Europe divided on Friday in a historic rift over building a fiscal union to preserve the euro, with a large majority of countries led by Germany and France agreeing to move ahead with a separate treaty, leaving Britain isolated.
Twenty-three of the 27 leaders agreed to pursue tighter integration with stricter budget rules for the single currency area, but Britain said it could not accept proposed amendments to the EU treaty after failing to secure concessions for itself.
After 10 hours of talks, all 17 members of the euro zone and six countries that aspire to join resolved to negotiate a new agreement alongside the EU treaty with a tougher deficit and debt regime to insulate the euro zone against the debt crisis.

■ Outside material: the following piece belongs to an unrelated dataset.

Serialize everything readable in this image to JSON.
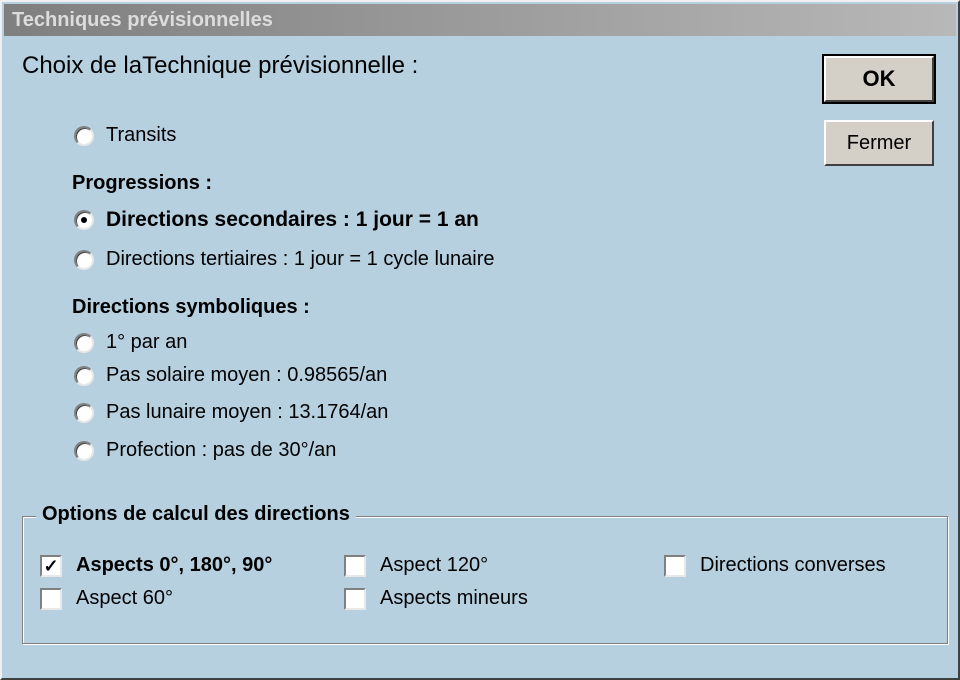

“Not Europe, Brits divided and they are outside of decision making. Europe is united,” Lithuanian President Dalia Grybauskaite said on arriving for the second day of a crucial crisis summit, the eighth this year.
German Chancellor Angela Merkel and French President Nicolas Sarkozy had wanted to get the whole EU to agree to change the Lisbon treaty so that stricter budget and debt rules for eurozone states could be enshrined in the bloc’s basic law.

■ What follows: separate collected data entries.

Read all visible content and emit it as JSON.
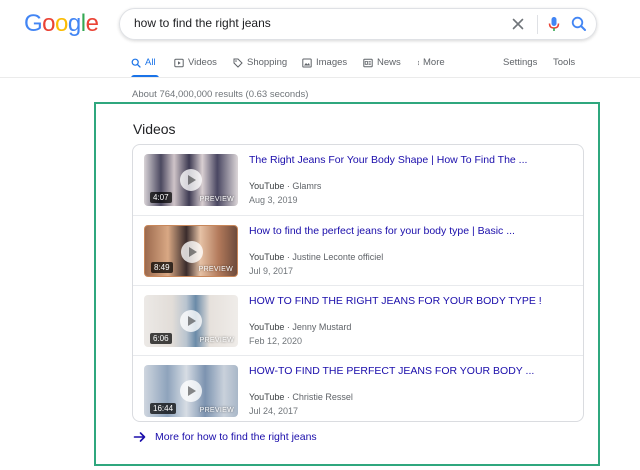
{
  "logo": {
    "g1": "G",
    "g2": "o",
    "g3": "o",
    "g4": "g",
    "g5": "l",
    "g6": "e"
  },
  "search": {
    "value": "how to find the right jeans"
  },
  "tabs": [
    {
      "label": "All",
      "icon": "search-icon",
      "active": true
    },
    {
      "label": "Videos",
      "icon": "play-icon"
    },
    {
      "label": "Shopping",
      "icon": "tag-icon"
    },
    {
      "label": "Images",
      "icon": "image-icon"
    },
    {
      "label": "News",
      "icon": "newspaper-icon"
    },
    {
      "label": "More",
      "icon": "dots-vertical-icon"
    },
    {
      "label": "Settings"
    },
    {
      "label": "Tools"
    }
  ],
  "result_stats": "About 764,000,000 results (0.63 seconds)",
  "videos": {
    "heading": "Videos",
    "items": [
      {
        "title": "The Right Jeans For Your Body Shape | How To Find The ...",
        "source": "YouTube",
        "channel": "Glamrs",
        "date": "Aug 3, 2019",
        "duration": "4:07",
        "preview": "PREVIEW"
      },
      {
        "title": "How to find the perfect jeans for your body type | Basic ...",
        "source": "YouTube",
        "channel": "Justine Leconte officiel",
        "date": "Jul 9, 2017",
        "duration": "8:49",
        "preview": "PREVIEW"
      },
      {
        "title": "HOW TO FIND THE RIGHT JEANS FOR YOUR BODY TYPE !",
        "source": "YouTube",
        "channel": "Jenny Mustard",
        "date": "Feb 12, 2020",
        "duration": "6:06",
        "preview": "PREVIEW"
      },
      {
        "title": "HOW-TO FIND THE PERFECT JEANS FOR YOUR BODY ...",
        "source": "YouTube",
        "channel": "Christie Ressel",
        "date": "Jul 24, 2017",
        "duration": "16:44",
        "preview": "PREVIEW"
      }
    ],
    "more_link": "More for how to find the right jeans"
  },
  "colors": {
    "link": "#1a0dab",
    "accent": "#1a73e8",
    "highlight": "#2fa77e"
  }
}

But Britain, which is outside the euro zone, refused to back the move, saying it wanted guarantees in a protocol protecting its financial services industry.
Sarkozy described British Prime Minister David Cameron’s demand as unacceptable.

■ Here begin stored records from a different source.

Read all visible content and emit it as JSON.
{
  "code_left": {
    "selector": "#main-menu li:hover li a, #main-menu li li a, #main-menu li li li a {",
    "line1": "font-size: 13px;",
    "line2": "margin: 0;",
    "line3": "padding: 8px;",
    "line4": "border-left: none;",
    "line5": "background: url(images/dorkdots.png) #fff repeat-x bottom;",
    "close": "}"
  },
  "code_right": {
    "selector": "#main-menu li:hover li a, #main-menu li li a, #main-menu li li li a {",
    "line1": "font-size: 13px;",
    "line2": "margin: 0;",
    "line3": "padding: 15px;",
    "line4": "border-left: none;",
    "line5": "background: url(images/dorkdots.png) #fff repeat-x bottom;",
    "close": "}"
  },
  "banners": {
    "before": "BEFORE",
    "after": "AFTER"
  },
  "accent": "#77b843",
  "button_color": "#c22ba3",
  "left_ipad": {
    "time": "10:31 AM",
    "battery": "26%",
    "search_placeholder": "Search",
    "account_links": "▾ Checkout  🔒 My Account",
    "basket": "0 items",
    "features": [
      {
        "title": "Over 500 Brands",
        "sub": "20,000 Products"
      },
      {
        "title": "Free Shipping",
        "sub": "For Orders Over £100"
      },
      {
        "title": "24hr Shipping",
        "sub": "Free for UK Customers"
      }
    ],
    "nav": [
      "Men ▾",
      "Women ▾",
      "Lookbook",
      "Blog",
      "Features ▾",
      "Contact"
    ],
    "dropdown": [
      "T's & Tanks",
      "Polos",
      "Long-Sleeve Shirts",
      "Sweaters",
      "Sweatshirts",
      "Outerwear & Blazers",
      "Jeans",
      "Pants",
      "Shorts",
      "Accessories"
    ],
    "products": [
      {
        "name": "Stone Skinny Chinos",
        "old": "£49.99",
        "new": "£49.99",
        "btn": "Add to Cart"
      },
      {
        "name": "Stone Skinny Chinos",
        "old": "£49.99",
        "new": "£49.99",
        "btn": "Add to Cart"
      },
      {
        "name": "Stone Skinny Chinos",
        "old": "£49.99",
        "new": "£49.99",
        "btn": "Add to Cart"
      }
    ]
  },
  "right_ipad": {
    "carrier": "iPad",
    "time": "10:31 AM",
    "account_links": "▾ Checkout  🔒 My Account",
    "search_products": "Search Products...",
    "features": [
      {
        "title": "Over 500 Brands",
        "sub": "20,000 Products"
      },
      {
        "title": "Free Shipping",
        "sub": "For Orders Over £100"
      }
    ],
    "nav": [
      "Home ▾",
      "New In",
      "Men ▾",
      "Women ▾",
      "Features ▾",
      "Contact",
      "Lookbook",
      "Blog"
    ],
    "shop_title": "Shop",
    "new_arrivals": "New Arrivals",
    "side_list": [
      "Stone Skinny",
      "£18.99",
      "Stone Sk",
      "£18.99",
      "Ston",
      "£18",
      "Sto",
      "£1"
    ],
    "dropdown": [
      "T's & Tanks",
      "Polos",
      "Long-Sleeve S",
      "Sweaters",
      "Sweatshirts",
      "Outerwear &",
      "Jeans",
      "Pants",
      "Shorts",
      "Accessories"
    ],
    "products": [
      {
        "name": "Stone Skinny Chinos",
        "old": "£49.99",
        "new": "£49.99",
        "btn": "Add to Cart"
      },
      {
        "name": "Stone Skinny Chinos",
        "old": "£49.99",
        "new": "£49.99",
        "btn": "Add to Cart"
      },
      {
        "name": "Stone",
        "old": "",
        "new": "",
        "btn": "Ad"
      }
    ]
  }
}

As a result, Sarkozy and Merkel said the intention was now to forge an intergovernmental treaty among the euro zone countries and any others that wanted to join.
They indicated that could be up to 25 countries in all, with only Britain and perhaps Hungary left outside the tent for now.
Sweden and the Czech Republic said they would consult their parliaments.
Herman Van Rompuy, the president of the European Council and the summit chairman, focused on the success in securing agreement for tighter fiscal limits, including the need for countries to bring budgets close to balance.
“It means reinforcing our rules on excessive deficit procedures by making them more automatic. It also means that member states would have to submit their draft budgetary plans to the (European) Commission,” he said.
On treaty change, Van Rompuy said the new treaty would involve the euro zone and at least six other countries, with two more waiting for a mandate to participate.
“An inter-governmental treaty can be approved and ratified much more rapidly than a full-fledged treaty change, and I think speed is also very important to enhance credibility,” he said.
But it could still take months of wrangling, with countries like Finland and Slovakia opposing a Franco-German drive to take decisions on future bailouts by a supermajority to avoid being taken hostage by a single small country.